My mum was affected the most; she spent almost two years apart from her children. That had never happened before; the most she’d spend away from us was a few days, or at the longest, a week. Those around her made her more frightful and on the off chance she came to see us, she would be terrified when police went by in case they would snatch her.  She would shake!  Imagine being so scared about being taken away that you shake at the sound of sirens or when a police officer walks by.  She didn’t even look like she was getting enough sleep.
I don’t recall getting any one to one support inside the detention centre. The only people that were nice were other kids!  I mean it made sense seeing as we were all going through the same travesty. There was a room for worship, no matter the religion. You could set it up how you wanted. This was beneficial to those of faith, a way of helping them cope. It was a place I went to for quiet time and to pray. Even after I got out, I never received professional support. It was needed, especially for my younger brother.

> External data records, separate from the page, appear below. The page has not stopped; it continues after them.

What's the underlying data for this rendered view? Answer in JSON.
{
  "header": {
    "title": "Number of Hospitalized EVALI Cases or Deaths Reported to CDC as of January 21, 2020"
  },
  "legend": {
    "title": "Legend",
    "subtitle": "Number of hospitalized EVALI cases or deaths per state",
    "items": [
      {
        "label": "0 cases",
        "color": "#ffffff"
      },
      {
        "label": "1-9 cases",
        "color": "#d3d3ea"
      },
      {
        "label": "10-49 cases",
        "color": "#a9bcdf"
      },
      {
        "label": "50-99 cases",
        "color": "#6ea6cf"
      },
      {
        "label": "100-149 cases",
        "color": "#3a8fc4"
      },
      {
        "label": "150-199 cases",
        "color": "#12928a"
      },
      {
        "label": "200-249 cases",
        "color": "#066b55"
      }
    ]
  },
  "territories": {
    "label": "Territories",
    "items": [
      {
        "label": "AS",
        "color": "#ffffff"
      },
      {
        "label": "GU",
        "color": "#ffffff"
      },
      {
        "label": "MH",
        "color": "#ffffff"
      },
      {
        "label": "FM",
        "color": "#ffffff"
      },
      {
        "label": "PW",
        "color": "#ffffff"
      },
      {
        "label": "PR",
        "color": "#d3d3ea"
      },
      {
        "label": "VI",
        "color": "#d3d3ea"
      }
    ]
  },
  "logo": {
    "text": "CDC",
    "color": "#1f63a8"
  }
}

I didn’t really witness anything in the centre because I stayed in my room.  It was my coping mechanism.  I didn’t want to be around other people, I was very reclusive.  However, after coming out of there and as I got older, I wanted to know more. I read about people who had died in detention.  I was shocked!!  I also heard about a guy that tried escaping a couple years back and when trying to scale the fence, he impaled himself. It is a TRAGIC place.
This experience of detention changed me.  I wasn’t as open as I was before.  I was very distrustful of lawyers or those working with the law in general.  I hate G4S to this day.  Before I went inside, I loved to cook and be around family.  Now I’ve lost my zeal for cooking, I’d much rather be on my own.  It’s made me a more inward person.  Although I’m glad to say that I’m coming out of this now…  it’s only taken almost 10 years.  Detention is very damaging, to both children and adults alike. I now work at Just For Kids Law, which is the best place for me after all my experiences.

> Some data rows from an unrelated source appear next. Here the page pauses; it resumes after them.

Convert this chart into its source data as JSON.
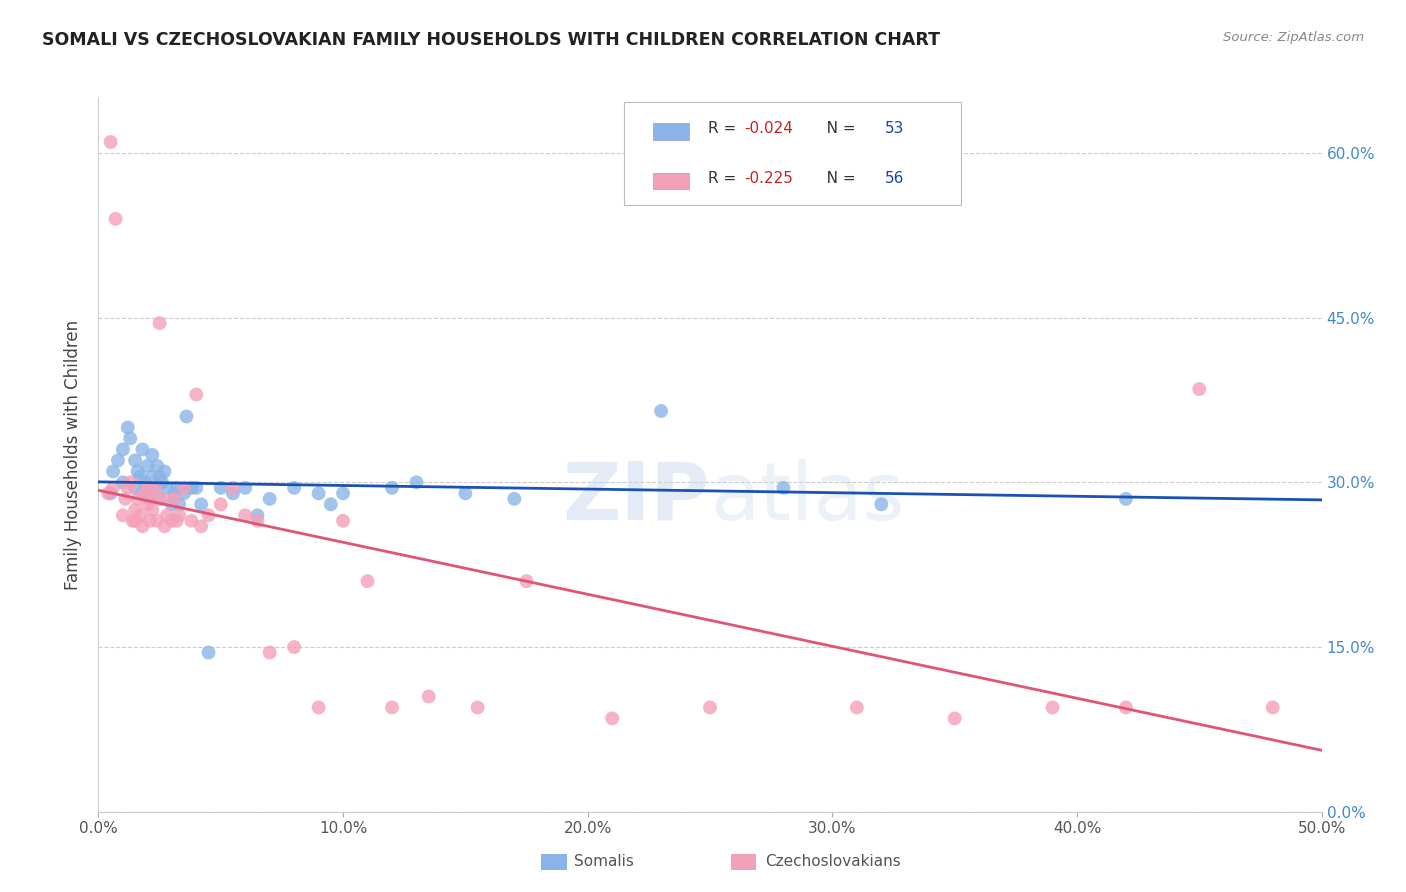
{
  "title": "SOMALI VS CZECHOSLOVAKIAN FAMILY HOUSEHOLDS WITH CHILDREN CORRELATION CHART",
  "source": "Source: ZipAtlas.com",
  "ylabel": "Family Households with Children",
  "xlim": [
    0.0,
    0.5
  ],
  "ylim": [
    -0.02,
    0.65
  ],
  "plot_ylim": [
    0.0,
    0.65
  ],
  "somali_R": -0.024,
  "somali_N": 53,
  "czech_R": -0.225,
  "czech_N": 56,
  "somali_color": "#8ab4e8",
  "czech_color": "#f4a0b8",
  "somali_line_color": "#1a52b3",
  "czech_line_color": "#e05575",
  "xtick_vals": [
    0.0,
    0.1,
    0.2,
    0.3,
    0.4,
    0.5
  ],
  "ytick_vals": [
    0.0,
    0.15,
    0.3,
    0.45,
    0.6
  ],
  "somali_x": [
    0.005,
    0.006,
    0.008,
    0.01,
    0.01,
    0.012,
    0.013,
    0.015,
    0.015,
    0.016,
    0.017,
    0.018,
    0.018,
    0.019,
    0.02,
    0.02,
    0.021,
    0.022,
    0.022,
    0.023,
    0.024,
    0.025,
    0.025,
    0.026,
    0.027,
    0.028,
    0.03,
    0.031,
    0.032,
    0.033,
    0.035,
    0.036,
    0.038,
    0.04,
    0.042,
    0.045,
    0.05,
    0.055,
    0.06,
    0.065,
    0.07,
    0.08,
    0.09,
    0.095,
    0.1,
    0.12,
    0.13,
    0.15,
    0.17,
    0.23,
    0.28,
    0.32,
    0.42
  ],
  "somali_y": [
    0.29,
    0.31,
    0.32,
    0.33,
    0.3,
    0.35,
    0.34,
    0.295,
    0.32,
    0.31,
    0.305,
    0.29,
    0.33,
    0.3,
    0.295,
    0.315,
    0.285,
    0.305,
    0.325,
    0.295,
    0.315,
    0.285,
    0.305,
    0.3,
    0.31,
    0.295,
    0.28,
    0.29,
    0.295,
    0.28,
    0.29,
    0.36,
    0.295,
    0.295,
    0.28,
    0.145,
    0.295,
    0.29,
    0.295,
    0.27,
    0.285,
    0.295,
    0.29,
    0.28,
    0.29,
    0.295,
    0.3,
    0.29,
    0.285,
    0.365,
    0.295,
    0.28,
    0.285
  ],
  "czech_x": [
    0.004,
    0.005,
    0.006,
    0.007,
    0.01,
    0.011,
    0.012,
    0.013,
    0.014,
    0.015,
    0.015,
    0.016,
    0.017,
    0.018,
    0.019,
    0.02,
    0.02,
    0.021,
    0.022,
    0.022,
    0.023,
    0.024,
    0.025,
    0.026,
    0.027,
    0.028,
    0.03,
    0.031,
    0.032,
    0.033,
    0.035,
    0.038,
    0.04,
    0.042,
    0.045,
    0.05,
    0.055,
    0.06,
    0.065,
    0.07,
    0.08,
    0.09,
    0.1,
    0.11,
    0.12,
    0.135,
    0.155,
    0.175,
    0.21,
    0.25,
    0.31,
    0.35,
    0.39,
    0.42,
    0.45,
    0.48
  ],
  "czech_y": [
    0.29,
    0.61,
    0.295,
    0.54,
    0.27,
    0.285,
    0.295,
    0.3,
    0.265,
    0.275,
    0.265,
    0.285,
    0.27,
    0.26,
    0.29,
    0.28,
    0.295,
    0.265,
    0.285,
    0.275,
    0.295,
    0.265,
    0.445,
    0.285,
    0.26,
    0.27,
    0.265,
    0.285,
    0.265,
    0.27,
    0.295,
    0.265,
    0.38,
    0.26,
    0.27,
    0.28,
    0.295,
    0.27,
    0.265,
    0.145,
    0.15,
    0.095,
    0.265,
    0.21,
    0.095,
    0.105,
    0.095,
    0.21,
    0.085,
    0.095,
    0.095,
    0.085,
    0.095,
    0.095,
    0.385,
    0.095
  ]
}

To people who are reading this and feeling angry about immigration detention, I would say challenge it!  Many people in detention will be like me, awaiting a Home Office decision or putting their papers in.  The government doesn’t care.  I mean I saw a four-year-old in detention.  4?!

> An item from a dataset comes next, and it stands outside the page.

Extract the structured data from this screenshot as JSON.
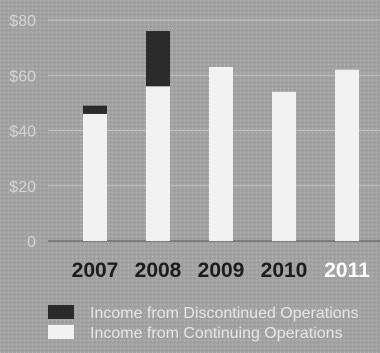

You should petition, you should protest.  Just get out there and do what you can. I most definitely think we should find a different way of dealing with immigration detention, it shouldn’t even exist. The Home Office is terrible at response times which is why many families are in the situation.  What you should really do is challenge people’s way of thinking.  If people have connections with MP’s, use them…  Something needs to be done about how much we pay to get our official documents and how much we pay to renew them. Many families cannot afford the cost and they only keep increasing every April.
I am now involved in Let us Learn, which is a youth led movement campaigning for higher education for all.  We develop young leaders through the work we do for a better and brighter future.  We wanted to change the way the system looked at those with limited leave or discretionary leave to remain.  If we wanted to go to university, we would be charged international fees, going upwards of £15,000 even though a lot of us had been here from around 6 or 7 years old.  We were young, gifted and blocked.  If we wanted to wait to be able to access home fees, we needed to wait 10 years with legal leave in the country.  By then most would be almost 30.  In 2015, we changed the law, with the help of the lawyers at Just for Kids Law and now we only have to wait 3 years!  You can read more about our story here.
I have been the only one detained within Let Us Learn, which I am happy about. I wouldn’t want anyone else to experience the sort of trauma I was put through.  As there are so many groups that deal with issues about detention, it is not a primary focus for us at the moment.  Possibly in the future we will focus a little more, but for now, we will help other organisations in their plight.